If your weight is putting extra stress on your feet, your doctor may encourage you to try a weight-loss program.
If nonsurgical methods such as rest, ice, and stretching exercises help relieve your plantar fasciitis symptoms, continue using them. If you have not improved after 6 weeks, your doctor may recommend that you continue those methods but add other nonsurgical treatments, such as:
- Custom-made shoe inserts (orthotics). Custom-made orthotics require a prescription. If your foot has an unusual shape or if you have a certain problem that the device will help, then a custom-made insert may fit better and control pain better than a nonprescription one.
- Night splints . A night splint holds the foot with the toes pointed up and with the foot and ankle at a 90-degree angle. This position applies a constant, gentle stretch to the plantar fascia.
- A walking cast on the lower leg. Casting is somewhat more expensive and inconvenient than other nonsurgical treatments. And after the cast is removed, you will need some rehabilitation to restore strength and range of motion. But a cast forces you to rest your foot.
Formal physical therapy instruction can help make sure you properly stretch your Achilles tendon and plantar fascia ligament. Doctors usually consider surgery only for severe cases that do not improve.
Treatment if the condition gets worse
Your doctor may suggest corticosteroid shots if you have tried nonsurgical treatment for several weeks without success.1 Shots can relieve pain, but the relief is often short-term. Also, the shots themselves can be painful, and repeated shots can damage the heel pad and the plantar fascia.

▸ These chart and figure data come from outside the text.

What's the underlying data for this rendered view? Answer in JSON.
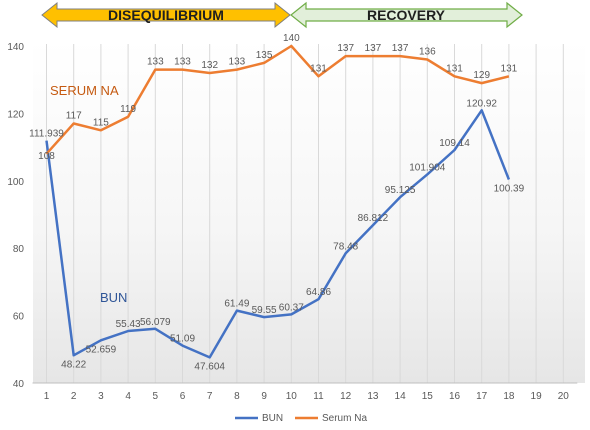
{
  "chart_data": {
    "type": "line",
    "x": [
      1,
      2,
      3,
      4,
      5,
      6,
      7,
      8,
      9,
      10,
      11,
      12,
      13,
      14,
      15,
      16,
      17,
      18
    ],
    "x_ticks": [
      1,
      2,
      3,
      4,
      5,
      6,
      7,
      8,
      9,
      10,
      11,
      12,
      13,
      14,
      15,
      16,
      17,
      18,
      19,
      20
    ],
    "y_ticks": [
      40,
      60,
      80,
      100,
      120,
      140
    ],
    "ylim": [
      40,
      140
    ],
    "xlim": [
      1,
      20
    ],
    "grid": "vertical",
    "legend_position": "bottom",
    "series": [
      {
        "name": "BUN",
        "color": "#4472C4",
        "values": [
          111.939,
          48.22,
          52.659,
          55.43,
          56.079,
          51.09,
          47.604,
          61.49,
          59.55,
          60.37,
          64.86,
          78.48,
          86.812,
          95.125,
          101.904,
          109.14,
          120.92,
          100.39
        ],
        "labels": [
          "111.939",
          "48.22",
          "52.659",
          "55.43",
          "56.079",
          "51.09",
          "47.604",
          "61.49",
          "59.55",
          "60.37",
          "64.86",
          "78.48",
          "86.812",
          "95.125",
          "101.904",
          "109.14",
          "120.92",
          "100.39"
        ]
      },
      {
        "name": "Serum Na",
        "color": "#ED7D31",
        "values": [
          108,
          117,
          115,
          119,
          133,
          133,
          132,
          133,
          135,
          140,
          131,
          137,
          137,
          137,
          136,
          131,
          129,
          131
        ],
        "labels": [
          "108",
          "117",
          "115",
          "119",
          "133",
          "133",
          "132",
          "133",
          "135",
          "140",
          "131",
          "137",
          "137",
          "137",
          "136",
          "131",
          "129",
          "131"
        ]
      }
    ],
    "annotations": {
      "disequilibrium": "DISEQUILIBRIUM",
      "recovery": "RECOVERY",
      "serum_na_note": "SERUM NA",
      "bun_note": "BUN"
    },
    "colors": {
      "disequilibrium_fill": "#FFC000",
      "recovery_fill": "#E2EFDA",
      "recovery_border": "#70AD47",
      "grid": "#D9D9D9"
    }
  }
}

Out of 100 people with plantar fasciitis, about 95 are able to relieve their heel pain with nonsurgical treatments. Only about 5 out of 100 need surgery.1 If you are one of the few people whose symptoms don't improve in 6 to 12 months with other treatments, your doctor may recommend plantar fascia release surgery. Plantar fascia release involves cutting part of the plantar fascia ligament in order to release the tension and relieve the inflammation of the ligament.
What to think about
If you are trying to lose weight and you develop plantar fasciitis when you begin exercising, especially jogging, talk with your doctor about other types of activity that will support your weight-loss efforts without making your heel pain worse. An activity like swimming that doesn't put stress on your feet may be a good choice.

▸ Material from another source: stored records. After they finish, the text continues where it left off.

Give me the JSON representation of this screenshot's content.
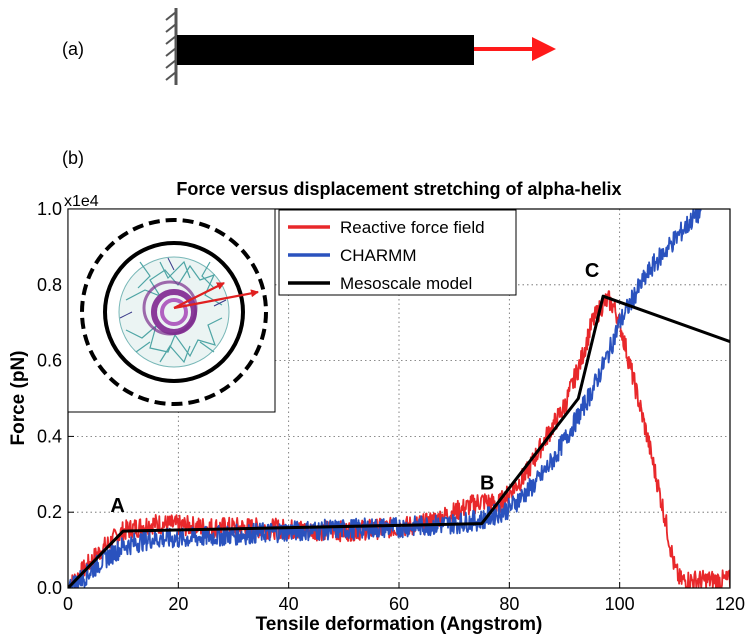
{
  "panel_a": {
    "label": "(a)",
    "beam_color": "#000000",
    "arrow_color": "#ff1a1a",
    "icons": [
      "fixed-wall-support-icon",
      "pull-force-arrow-icon"
    ]
  },
  "panel_b": {
    "label": "(b)",
    "inset_icon": "alpha-helix-cross-section-image",
    "inset_arrow_color": "#e02020"
  },
  "chart_data": {
    "type": "line",
    "title": "Force versus displacement stretching of alpha-helix",
    "xlabel": "Tensile deformation (Angstrom)",
    "ylabel": "Force (pN)",
    "y_multiplier": "x1e4",
    "xlim": [
      0,
      120
    ],
    "ylim": [
      0,
      1.0
    ],
    "xticks": [
      "0",
      "20",
      "40",
      "60",
      "80",
      "100",
      "120"
    ],
    "yticks": [
      "0.0",
      "0.2",
      "0.4",
      "0.6",
      "0.8",
      "1.0"
    ],
    "grid": true,
    "legend_position": "top-center",
    "annotations": [
      {
        "text": "A",
        "x": 9,
        "y": 0.2
      },
      {
        "text": "B",
        "x": 76,
        "y": 0.26
      },
      {
        "text": "C",
        "x": 95,
        "y": 0.82
      }
    ],
    "series": [
      {
        "name": "Reactive force field",
        "color": "#e8282b",
        "x": [
          0,
          3,
          6,
          10,
          15,
          20,
          25,
          30,
          40,
          50,
          60,
          65,
          70,
          75,
          78,
          80,
          83,
          86,
          90,
          93,
          95,
          97,
          98,
          99,
          100,
          102,
          105,
          108,
          110,
          111,
          113,
          116,
          120
        ],
        "y": [
          0.0,
          0.05,
          0.1,
          0.15,
          0.17,
          0.165,
          0.16,
          0.16,
          0.155,
          0.15,
          0.16,
          0.17,
          0.2,
          0.23,
          0.22,
          0.25,
          0.3,
          0.38,
          0.48,
          0.6,
          0.7,
          0.75,
          0.76,
          0.74,
          0.7,
          0.58,
          0.4,
          0.2,
          0.05,
          0.02,
          0.02,
          0.02,
          0.02
        ]
      },
      {
        "name": "CHARMM",
        "color": "#2a52be",
        "x": [
          0,
          3,
          6,
          10,
          15,
          20,
          30,
          40,
          50,
          60,
          70,
          75,
          80,
          85,
          88,
          92,
          95,
          98,
          100,
          103,
          106,
          110,
          113,
          115
        ],
        "y": [
          0.0,
          0.03,
          0.07,
          0.11,
          0.13,
          0.13,
          0.14,
          0.15,
          0.155,
          0.16,
          0.17,
          0.18,
          0.21,
          0.28,
          0.34,
          0.44,
          0.52,
          0.62,
          0.7,
          0.78,
          0.85,
          0.92,
          0.97,
          1.0
        ]
      },
      {
        "name": "Mesoscale model",
        "color": "#000000",
        "x": [
          0,
          10,
          75,
          92.5,
          97,
          120
        ],
        "y": [
          0.0,
          0.15,
          0.17,
          0.5,
          0.77,
          0.65
        ]
      }
    ]
  }
}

If your plantar fasciitis is related to sports or your job, you may have trouble stopping or reducing your activity to allow your feet to heal. But resting your feet is very important to avoid long-lasting heel pain. Your doctor or a sports medicine specialist may be able to suggest a plan for alternating your regular activities with ones that do not make your pain worse.
Some questions you may want to ask about exercise include:
- Should I cut back on my exercise? How many days per week, how long, and what exercise should I do instead?
- Should I ice my foot after I exercise? If so, for how long each time, and how long should I continue the icing?
- Should I use nonsteroidal anti-inflammatory drugs (NSAIDs) either before or after I exercise?
- Are there exercises I can do to make my foot and ankle more flexible? What are they, and how often and how long should I do them?